For the first time in a long time, I don't want to make myself any smaller than I already am. Is it for me or is it for them? I'm learning that the opposite sex doesn't find skin and bones attractive. I'm learning that they want some meat on my bones and maybe I'm coming around to the idea because they like where I'm at physically or maybe I'm coming around to the idea because I've been at this weight long enough that the memories of ribs and abs and skin stretched tight over protruding elbow bones are beginning to fade from my mind. I can't hold on forever and even a memory like mine will begin to forget with enough time spent in a new place. Thank God. Nothing was more difficult than holding onto those vivid memories of thinness and beauty and living in a body that felt awkward and large and flabby. The body hasn't changed, not much anyway, but I'm further from those memories now than ever before.
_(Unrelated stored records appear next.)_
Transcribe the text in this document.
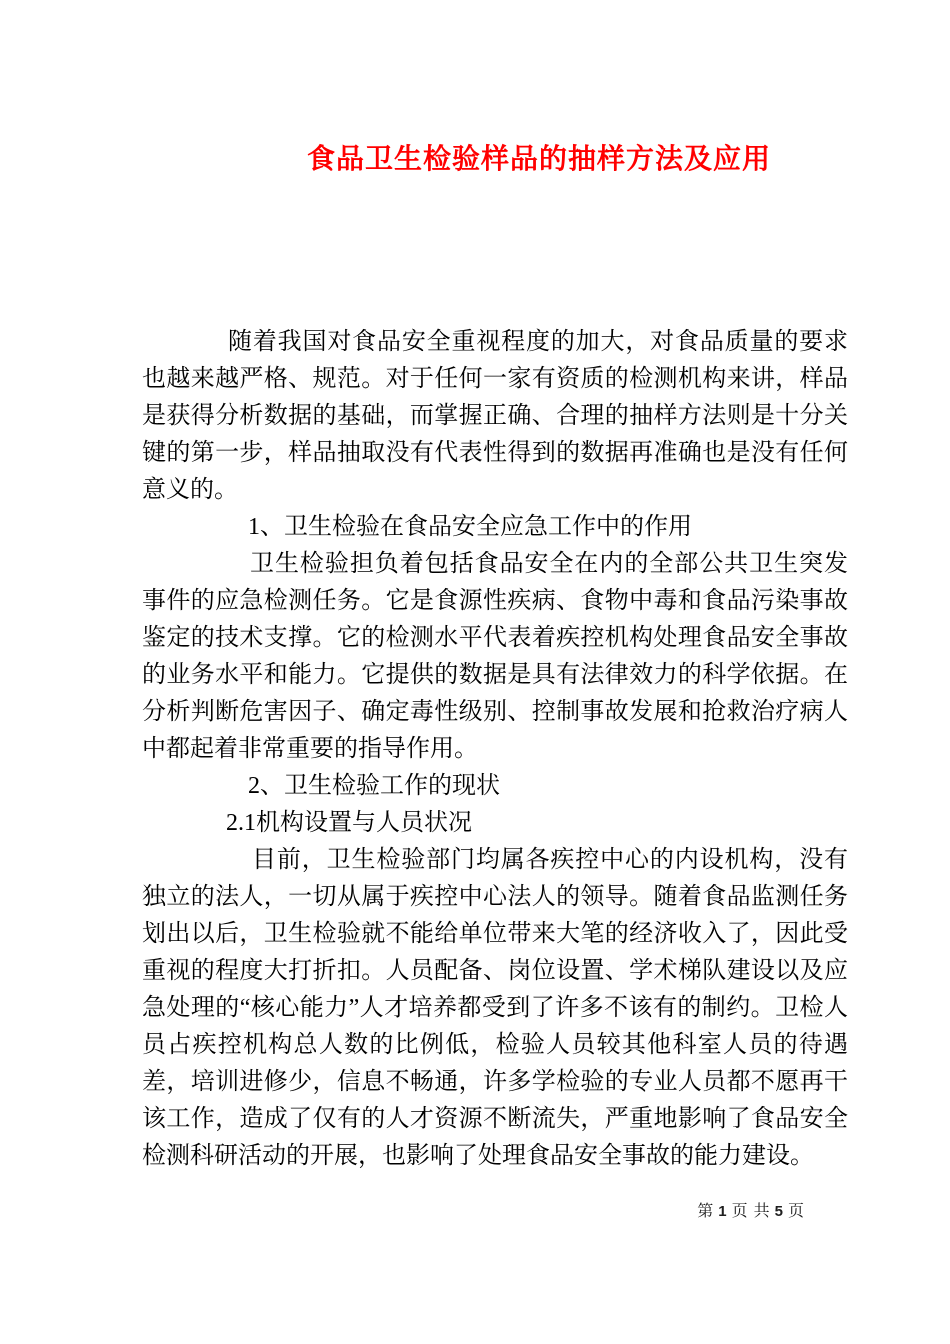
食品卫生检验样品的抽样方法及应用

随着我国对食品安全重视程度的加大，对食品质量的要求也越来越严格、规范。对于任何一家有资质的检测机构来讲，样品是获得分析数据的基础，而掌握正确、合理的抽样方法则是十分关键的第一步，样品抽取没有代表性得到的数据再准确也是没有任何意义的。

1、卫生检验在食品安全应急工作中的作用

卫生检验担负着包括食品安全在内的全部公共卫生突发事件的应急检测任务。它是食源性疾病、食物中毒和食品污染事故鉴定的技术支撑。它的检测水平代表着疾控机构处理食品安全事故的业务水平和能力。它提供的数据是具有法律效力的科学依据。在分析判断危害因子、确定毒性级别、控制事故发展和抢救治疗病人中都起着非常重要的指导作用。

2、卫生检验工作的现状

2.1机构设置与人员状况

目前，卫生检验部门均属各疾控中心的内设机构，没有独立的法人，一切从属于疾控中心法人的领导。随着食品监测任务划出以后，卫生检验就不能给单位带来大笔的经济收入了，因此受重视的程度大打折扣。人员配备、岗位设置、学术梯队建设以及应急处理的“核心能力”人才培养都受到了许多不该有的制约。卫检人员占疾控机构总人数的比例低，检验人员较其他科室人员的待遇差，培训进修少，信息不畅通，许多学检验的专业人员都不愿再干该工作，造成了仅有的人才资源不断流失，严重地影响了食品安全检测科研活动的开展，也影响了处理食品安全事故的能力建设。

第 1 页 共 5 页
I have no desire to go back. Not today. Tomorrow may be different and I'll have to cross that bridge when I come to it. For now, I will hold on to these moments of clarity and try to enjoy the feeling of satisfaction with my physical self and the feeling of compassion for my emotional growth. This could all go out the window tomorrow if my dietitian tells me that I'm full of shit and that I'm still losing weight. I feel like the weight loss has stopped but I know better than to trust what I'm feeling. There have been good days and bad but I think there have been more good days than there have been bad and I hope to God that this means that I'm at least stable. Making up ground still feels next to impossible at this point but not losing anymore seems doable. So that's what I'm shooting for; no more lost ground. Lose too much ground and you lose it all and I've worked too hard to throw it all away over a few pounds.
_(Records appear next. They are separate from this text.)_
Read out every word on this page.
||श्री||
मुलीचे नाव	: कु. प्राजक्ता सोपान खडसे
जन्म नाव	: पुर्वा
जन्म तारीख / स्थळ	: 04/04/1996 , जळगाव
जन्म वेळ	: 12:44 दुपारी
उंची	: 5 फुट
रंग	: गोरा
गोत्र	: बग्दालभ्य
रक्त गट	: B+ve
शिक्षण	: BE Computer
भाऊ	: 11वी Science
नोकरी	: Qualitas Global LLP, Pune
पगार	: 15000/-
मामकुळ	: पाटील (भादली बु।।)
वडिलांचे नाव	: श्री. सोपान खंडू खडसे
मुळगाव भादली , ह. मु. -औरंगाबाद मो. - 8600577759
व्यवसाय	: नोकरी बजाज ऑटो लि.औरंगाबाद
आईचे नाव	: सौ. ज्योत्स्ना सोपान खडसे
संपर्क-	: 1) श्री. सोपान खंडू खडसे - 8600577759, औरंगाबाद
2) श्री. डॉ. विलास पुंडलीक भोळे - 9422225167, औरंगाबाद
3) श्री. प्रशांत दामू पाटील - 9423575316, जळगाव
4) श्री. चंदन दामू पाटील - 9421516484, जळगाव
It shouldn't matter anyway. A few pounds shouldn't matter to anyone. It doesn't change who I am or my ability to perform the tasks necessary for day to day happiness. But it does matter. Still, after so much work and so much help, it still matters to me and there is still a fear inside that it will matter to other people as well. I guess it's an assumption of mine that people will like me better if I am thin. This assumption is as strong and real as the assumption that I have done something wrong. Always, all the time, in every situation. And the two assumptions are connected to one another. I assume people will not like me because I have done something wrong and so the assumption that they will like me better if I am thin takes over and behaviors follow accordingly.
But I'm breaking away from these assumptions. I'm finding situations where I haven't done anything wrong and I'm discovering people who don't seem to give a damn about how much I weigh. Of course, there will always be those who will care about the way that I look but those will always be the people I choose to keep at a distance. And if I do make a mistake, it turns out that people are willing to stick around and even willing to forgive me and move right on liking me despite my error. It's the most amazing thing, the way that this adult world works and I'm excited to be joining it for the first time in my life. It's a frightening place, certainly, because it's all brand new but it's beautiful more than anything and support is being offered all around me, if only I stop to accept it into my life.
Today I chose to move forward; not sideways, or backward, but straight ahead toward the life that I want to be living and it is the power of this choice that signals the fact that despite my struggles, I am indeed living in the light of recovery.